New York - New York State has introduced legislation that would accelerate the urgency for fashion businesses to conduct their manufacturing more responsibly. The generally unregulated industry that contributes substantially to the world’s greenhouse gas emissions at a rate of 4-8.6 percent, contaminates billions of gallons of water dyeing textiles, and has—knowingly or unknowingly—benefited from exploitative labor practices in a race to the bottom to sell the cheapest and fastest-made clothing.
The Fashion Sustainability and Social Accountability Act would shift the responsibility from consumers to navigate greenwashing and require fashion retail sellers and manufacturers doing business in the state—those with an annual worldwide gross receipt that exceeds one hundred million dollars—to map out their supply chains, disclose the environmental and social impact of their activities, and set binding targets to improve those impacts. This would affect brands from the largest luxury multinationals, like LVMH, to opaque fast fashion e-sellers, like Shein.

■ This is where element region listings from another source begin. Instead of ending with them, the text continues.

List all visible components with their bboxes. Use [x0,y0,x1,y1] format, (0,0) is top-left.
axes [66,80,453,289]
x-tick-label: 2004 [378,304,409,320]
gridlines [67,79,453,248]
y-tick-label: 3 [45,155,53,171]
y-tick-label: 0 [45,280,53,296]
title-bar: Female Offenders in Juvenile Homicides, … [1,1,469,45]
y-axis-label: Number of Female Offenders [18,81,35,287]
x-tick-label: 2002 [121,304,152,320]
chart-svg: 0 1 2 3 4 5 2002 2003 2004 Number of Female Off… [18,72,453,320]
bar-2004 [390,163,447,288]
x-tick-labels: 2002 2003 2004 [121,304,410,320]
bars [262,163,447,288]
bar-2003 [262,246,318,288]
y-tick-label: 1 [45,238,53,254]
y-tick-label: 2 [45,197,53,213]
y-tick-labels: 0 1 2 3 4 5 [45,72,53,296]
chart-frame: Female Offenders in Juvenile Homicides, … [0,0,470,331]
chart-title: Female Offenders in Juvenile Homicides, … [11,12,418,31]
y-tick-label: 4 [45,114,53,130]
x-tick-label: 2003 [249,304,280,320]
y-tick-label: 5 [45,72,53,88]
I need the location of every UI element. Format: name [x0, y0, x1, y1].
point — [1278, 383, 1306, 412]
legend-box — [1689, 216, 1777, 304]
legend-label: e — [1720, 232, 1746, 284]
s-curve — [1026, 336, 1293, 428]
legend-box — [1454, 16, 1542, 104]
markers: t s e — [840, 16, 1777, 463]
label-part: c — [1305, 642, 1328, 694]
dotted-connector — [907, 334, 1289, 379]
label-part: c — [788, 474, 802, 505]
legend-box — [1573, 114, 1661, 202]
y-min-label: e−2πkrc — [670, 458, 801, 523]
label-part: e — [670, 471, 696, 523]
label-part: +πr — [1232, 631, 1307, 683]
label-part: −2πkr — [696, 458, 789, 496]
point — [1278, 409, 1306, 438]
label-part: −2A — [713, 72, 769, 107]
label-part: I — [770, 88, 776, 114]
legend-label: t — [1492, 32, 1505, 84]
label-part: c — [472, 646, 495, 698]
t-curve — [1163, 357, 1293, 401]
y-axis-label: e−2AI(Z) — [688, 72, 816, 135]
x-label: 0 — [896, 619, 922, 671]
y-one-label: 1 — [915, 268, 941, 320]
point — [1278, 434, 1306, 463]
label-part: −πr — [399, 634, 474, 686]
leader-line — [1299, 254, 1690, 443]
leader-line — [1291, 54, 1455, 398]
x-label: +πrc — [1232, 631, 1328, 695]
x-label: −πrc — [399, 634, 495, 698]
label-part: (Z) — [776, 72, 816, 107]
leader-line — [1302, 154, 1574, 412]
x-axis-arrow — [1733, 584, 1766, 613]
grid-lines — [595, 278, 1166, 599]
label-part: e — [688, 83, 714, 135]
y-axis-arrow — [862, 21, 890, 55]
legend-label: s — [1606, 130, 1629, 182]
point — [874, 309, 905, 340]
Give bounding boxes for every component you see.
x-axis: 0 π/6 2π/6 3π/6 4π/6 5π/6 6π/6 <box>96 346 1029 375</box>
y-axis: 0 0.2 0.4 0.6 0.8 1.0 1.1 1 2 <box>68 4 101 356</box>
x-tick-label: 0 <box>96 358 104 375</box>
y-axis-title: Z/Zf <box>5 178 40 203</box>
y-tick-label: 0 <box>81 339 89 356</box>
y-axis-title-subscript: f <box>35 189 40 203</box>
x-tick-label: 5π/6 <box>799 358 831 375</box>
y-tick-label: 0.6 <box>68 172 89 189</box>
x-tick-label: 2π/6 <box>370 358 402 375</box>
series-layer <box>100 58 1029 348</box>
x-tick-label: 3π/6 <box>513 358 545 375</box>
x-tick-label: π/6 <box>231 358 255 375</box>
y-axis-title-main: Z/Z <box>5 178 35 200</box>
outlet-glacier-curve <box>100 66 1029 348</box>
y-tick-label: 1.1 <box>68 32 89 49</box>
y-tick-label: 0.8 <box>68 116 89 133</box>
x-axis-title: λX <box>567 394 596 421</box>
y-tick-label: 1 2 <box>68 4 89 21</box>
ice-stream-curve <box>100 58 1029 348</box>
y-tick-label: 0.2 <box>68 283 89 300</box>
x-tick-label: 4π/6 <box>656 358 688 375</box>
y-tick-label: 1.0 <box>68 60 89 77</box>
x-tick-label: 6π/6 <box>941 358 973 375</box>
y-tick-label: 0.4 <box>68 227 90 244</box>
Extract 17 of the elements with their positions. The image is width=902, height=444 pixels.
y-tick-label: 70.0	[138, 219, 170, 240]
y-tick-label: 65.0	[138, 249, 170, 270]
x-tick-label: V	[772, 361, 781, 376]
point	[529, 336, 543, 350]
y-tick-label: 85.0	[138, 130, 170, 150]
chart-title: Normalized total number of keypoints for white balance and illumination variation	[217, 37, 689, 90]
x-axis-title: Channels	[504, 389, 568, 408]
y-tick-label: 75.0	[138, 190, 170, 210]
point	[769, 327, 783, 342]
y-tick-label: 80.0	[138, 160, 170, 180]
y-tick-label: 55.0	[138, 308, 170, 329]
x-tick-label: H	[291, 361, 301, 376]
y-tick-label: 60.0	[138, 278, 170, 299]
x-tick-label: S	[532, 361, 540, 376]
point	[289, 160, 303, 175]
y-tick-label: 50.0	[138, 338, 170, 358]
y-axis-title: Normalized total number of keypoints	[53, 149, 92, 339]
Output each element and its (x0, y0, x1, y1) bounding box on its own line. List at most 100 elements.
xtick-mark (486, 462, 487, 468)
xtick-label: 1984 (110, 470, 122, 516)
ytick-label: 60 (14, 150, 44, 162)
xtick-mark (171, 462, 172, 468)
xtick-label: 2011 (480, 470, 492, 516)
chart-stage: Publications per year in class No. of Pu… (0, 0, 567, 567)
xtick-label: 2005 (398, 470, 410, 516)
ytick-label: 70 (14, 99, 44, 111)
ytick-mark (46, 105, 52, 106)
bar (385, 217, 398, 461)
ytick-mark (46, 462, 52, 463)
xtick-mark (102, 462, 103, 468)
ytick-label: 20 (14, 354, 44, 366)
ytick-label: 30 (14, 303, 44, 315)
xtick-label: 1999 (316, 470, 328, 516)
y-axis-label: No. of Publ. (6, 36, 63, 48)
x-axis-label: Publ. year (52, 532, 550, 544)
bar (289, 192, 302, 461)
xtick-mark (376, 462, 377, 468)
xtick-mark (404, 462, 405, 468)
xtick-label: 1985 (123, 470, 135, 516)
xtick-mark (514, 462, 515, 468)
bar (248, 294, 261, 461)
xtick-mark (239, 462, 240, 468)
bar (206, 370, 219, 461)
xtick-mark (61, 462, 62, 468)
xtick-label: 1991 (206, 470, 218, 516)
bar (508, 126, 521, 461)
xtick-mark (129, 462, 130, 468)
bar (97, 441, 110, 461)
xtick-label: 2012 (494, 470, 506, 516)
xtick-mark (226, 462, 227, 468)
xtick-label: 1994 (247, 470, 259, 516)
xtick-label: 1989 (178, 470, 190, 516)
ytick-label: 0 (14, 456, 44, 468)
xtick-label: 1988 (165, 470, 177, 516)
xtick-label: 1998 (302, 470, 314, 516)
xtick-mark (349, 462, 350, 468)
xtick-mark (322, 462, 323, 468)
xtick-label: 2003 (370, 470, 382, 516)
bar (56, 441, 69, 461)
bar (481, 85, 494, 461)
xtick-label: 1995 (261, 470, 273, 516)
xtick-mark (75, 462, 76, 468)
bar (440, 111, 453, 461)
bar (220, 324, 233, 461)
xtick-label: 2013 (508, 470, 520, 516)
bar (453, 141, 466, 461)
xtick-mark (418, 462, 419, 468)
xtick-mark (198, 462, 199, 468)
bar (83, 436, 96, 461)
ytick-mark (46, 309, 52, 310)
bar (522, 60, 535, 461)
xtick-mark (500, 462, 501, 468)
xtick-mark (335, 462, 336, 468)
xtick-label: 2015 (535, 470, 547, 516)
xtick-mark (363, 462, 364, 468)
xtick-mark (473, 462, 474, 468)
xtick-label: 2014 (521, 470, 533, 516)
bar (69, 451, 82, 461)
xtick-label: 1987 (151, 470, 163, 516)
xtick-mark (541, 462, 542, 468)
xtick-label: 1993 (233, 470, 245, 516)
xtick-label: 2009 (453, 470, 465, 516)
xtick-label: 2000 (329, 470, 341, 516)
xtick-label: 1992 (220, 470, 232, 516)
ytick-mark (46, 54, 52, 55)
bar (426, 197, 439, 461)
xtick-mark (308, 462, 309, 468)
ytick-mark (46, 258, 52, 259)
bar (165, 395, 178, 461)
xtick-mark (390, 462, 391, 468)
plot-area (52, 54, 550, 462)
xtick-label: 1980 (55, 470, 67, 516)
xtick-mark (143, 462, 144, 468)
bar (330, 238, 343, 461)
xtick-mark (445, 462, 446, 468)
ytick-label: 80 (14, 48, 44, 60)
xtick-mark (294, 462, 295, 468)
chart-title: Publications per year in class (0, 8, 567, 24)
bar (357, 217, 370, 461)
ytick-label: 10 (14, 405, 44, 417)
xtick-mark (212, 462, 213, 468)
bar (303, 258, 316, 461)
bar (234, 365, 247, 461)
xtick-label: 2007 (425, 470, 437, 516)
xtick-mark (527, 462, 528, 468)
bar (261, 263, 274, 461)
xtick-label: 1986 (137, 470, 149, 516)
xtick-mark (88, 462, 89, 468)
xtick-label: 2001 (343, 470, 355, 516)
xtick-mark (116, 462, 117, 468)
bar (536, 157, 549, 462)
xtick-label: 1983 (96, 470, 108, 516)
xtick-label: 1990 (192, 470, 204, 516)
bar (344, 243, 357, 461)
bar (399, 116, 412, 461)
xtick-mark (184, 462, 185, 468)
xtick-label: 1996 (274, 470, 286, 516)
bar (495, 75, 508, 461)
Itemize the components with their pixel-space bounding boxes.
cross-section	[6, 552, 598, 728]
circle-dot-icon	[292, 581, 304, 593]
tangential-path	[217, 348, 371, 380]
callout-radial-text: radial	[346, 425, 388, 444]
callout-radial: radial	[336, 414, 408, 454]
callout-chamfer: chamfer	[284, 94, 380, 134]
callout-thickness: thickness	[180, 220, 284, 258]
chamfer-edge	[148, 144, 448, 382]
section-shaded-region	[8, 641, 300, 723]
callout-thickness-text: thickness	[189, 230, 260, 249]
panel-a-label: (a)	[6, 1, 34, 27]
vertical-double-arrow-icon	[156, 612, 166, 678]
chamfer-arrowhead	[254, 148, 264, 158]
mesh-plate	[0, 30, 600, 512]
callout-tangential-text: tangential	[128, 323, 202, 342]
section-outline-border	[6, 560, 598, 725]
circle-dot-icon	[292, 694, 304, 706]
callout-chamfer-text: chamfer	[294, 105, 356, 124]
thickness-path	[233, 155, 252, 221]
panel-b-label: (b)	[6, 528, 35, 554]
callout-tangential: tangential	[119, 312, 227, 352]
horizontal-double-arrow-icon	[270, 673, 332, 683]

The bill would mandate companies to post these disclosures clearly on their websites within twelve months of the enacted law. It would also establish a Community Benefit Fund, administered by the Department of Environmental Conservation, that would commit monies obtained through fines to benefit environmental justice projects. Companies found in violation, and who do not remedy within three months of notification, may be fined up to 2 percent of annual revenues. And while the Attorney General is tasked with enforcement, consumers may also take civil action against a person or companies perceived to be skirting the law.
Senator Biaggi: “We set out to create standards that enact real change”
State Senator for the Bronx and Westchester, Alessandra Biaggi, sponsored the bill with support from the Act on Fashion Coalition, which includes think tank New Standard Institute, the Natural Resources Defense Council (NRDC), and the New York City Environmental Justice Alliance. In response to a request for comment by FashionUnited, the Senator explained that her interest in the issue originated back in law school. “I took a course on fashion law and was instantly drawn to working on this before ever working in government. Early last year I connected with the New Standard Institute to collaborate and draft a first of its kind piece of legislation that addresses various systematic problems within the industry. We looked at issues that many industry leaders have been working to address— such as strengthening labor practices and lowering carbon emissions—and set out to tie them all together and create industry wide standards that will enact real change within the field.”
It is significant that New York, a fashion capital of the world, is taking leadership on this issue and the New York Times reports that “there is no general legislation in any country governing the greater social and environmental actions of the fashion industry and mandating change.” Senator Biaggi goes on to acknowledge that if New York is committed to climate justice and workers’ rights the state “has a moral responsibility to serve as a leader in mitigating the environmental and social impact of the fashion industry,” noting that, “For too long, the fashion industry has operated in a black box, preventing consumers and government alike from seeing the scope of production.”
New York State has already implemented ambitious climate laws, including the Climate Leadership and Community Protection Act of 2019 that requires a 40 percent reduction of economy-wide greenhouse gas emissions by 2030. A co-sponsor of the ‘Fashion Act’ in the state senate, Brian Kavanagh, has long supported legislative efforts to enhance energy efficiency in construction projects, prohibit new fossil fuel infrastructure, and reduce carbon emissions. “In order to successfully combat the effects of climate change, we must fundamentally improve the practices of all sectors of our society, including the apparel and footwear industry,” the Senator for Brooklyn’s waterfront and Lower Manhattan stated.
The New Standard Institute urges a voice of support for the bill through the hashtag, #ActOnFashion, to encourage New York to move quickly. As Senator Biaggi appropriately concludes, “It is not hyperbole to say, our state, nation, and world’s future depends on it.”